I have a SQL db, with two tables called users and user_activities (see below). I´m trying to get a dataframe from a query with the id_user and the number of sessions that a user makes after the second day of its registration. To identify a session, we have the activity "session" in the table user_activities.

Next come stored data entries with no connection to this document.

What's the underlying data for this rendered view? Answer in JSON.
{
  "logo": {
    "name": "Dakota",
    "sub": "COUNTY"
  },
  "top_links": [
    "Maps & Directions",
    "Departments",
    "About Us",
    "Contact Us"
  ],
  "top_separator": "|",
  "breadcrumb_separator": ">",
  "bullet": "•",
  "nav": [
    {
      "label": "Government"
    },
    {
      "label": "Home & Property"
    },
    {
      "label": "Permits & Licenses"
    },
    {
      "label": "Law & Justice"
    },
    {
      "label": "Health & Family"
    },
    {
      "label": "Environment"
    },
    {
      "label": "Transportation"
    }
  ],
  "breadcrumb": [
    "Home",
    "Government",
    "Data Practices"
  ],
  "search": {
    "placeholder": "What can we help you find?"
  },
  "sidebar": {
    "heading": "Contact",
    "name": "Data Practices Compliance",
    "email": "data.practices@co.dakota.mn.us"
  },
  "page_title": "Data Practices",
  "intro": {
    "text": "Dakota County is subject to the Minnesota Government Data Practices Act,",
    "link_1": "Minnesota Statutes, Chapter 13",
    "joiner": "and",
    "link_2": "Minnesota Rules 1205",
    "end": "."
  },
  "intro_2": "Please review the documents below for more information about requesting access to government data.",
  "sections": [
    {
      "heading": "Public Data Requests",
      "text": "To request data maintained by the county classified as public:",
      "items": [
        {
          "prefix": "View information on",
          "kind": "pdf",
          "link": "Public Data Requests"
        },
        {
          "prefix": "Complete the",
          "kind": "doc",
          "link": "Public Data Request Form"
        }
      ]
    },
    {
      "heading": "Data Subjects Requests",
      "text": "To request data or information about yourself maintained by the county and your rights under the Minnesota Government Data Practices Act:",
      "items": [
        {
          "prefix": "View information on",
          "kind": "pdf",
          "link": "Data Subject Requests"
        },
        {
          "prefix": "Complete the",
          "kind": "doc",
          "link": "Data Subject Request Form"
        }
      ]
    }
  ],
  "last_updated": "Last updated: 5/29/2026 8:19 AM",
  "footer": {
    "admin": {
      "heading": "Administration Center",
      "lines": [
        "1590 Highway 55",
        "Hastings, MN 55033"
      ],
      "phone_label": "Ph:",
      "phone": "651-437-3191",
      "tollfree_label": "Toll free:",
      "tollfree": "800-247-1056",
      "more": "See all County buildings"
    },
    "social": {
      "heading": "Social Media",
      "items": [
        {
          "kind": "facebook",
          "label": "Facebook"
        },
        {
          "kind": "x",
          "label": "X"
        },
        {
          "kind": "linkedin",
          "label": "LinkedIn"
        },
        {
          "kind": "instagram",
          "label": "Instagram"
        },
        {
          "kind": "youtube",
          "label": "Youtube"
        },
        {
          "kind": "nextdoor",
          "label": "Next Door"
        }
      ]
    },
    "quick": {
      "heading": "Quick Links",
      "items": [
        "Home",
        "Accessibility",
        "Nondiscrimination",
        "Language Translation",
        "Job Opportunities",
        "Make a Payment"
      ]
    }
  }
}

For that, I need to combine two tables. The first one, users, provides the user_id and the registration_date:
users table:
| user_id | registration_date |
|---|---|
| 1 | 2021-01-10 04:37:14 |
| 1 | 2021-01-10 10:37:24 |
| 2 | 2021-01-10 20:37:44 |
| 3 | 2021-01-10 20:10:14 |
| 2 | 2021-01-10 10:37:04 |
The other one, user_activities, tracks all the activities that each user makes:
user_activities table
| user | activity | date |
|---|---|---|
| 1 | session | 2021-01-10 04:37:14 |
| 1 | mainPage | 2021-01-10 10:37:24 |
| 2 | session | 2021-01-10 20:37:44 |
| 3 | session | 2021-01-10 20:10:14 |
| 4 | session | 2021-01-11 00:02:04 |
| 2 | session | 2021-01-12 00:03:04 |
| 4 | session | 2021-01-13 00:31:04 |
| 5 | session | 2021-01-14 20:23:04 |
| 2 | session | 2021-01-15 10:36:52 |
| 2 | mainPage | 2021-01-15 10:37:04 |
What I am trying to get
I would like to get a df with the user_id and the number of sessions made after the second day of their registration. Only the users with more than 0 sessions would be included in that df. It would be as follows:
| user_id | n_sessions |
|---|---|
| 2 | 2 |
| 4 | 1 |
| 5 | 1 |
To get the number of sessions per user, I made before:
import mysql.connector
import pandas as pd
mydb = mysql.connector.connect(host="localhost", user="root", password="", database="users")
mycursor = mydb.cursor()
#sesiones por usuario
mycursor.execute("SELECT user_id, COUNT(*) FROM user_activities WHERE name = 'session' GROUP BY user_id;")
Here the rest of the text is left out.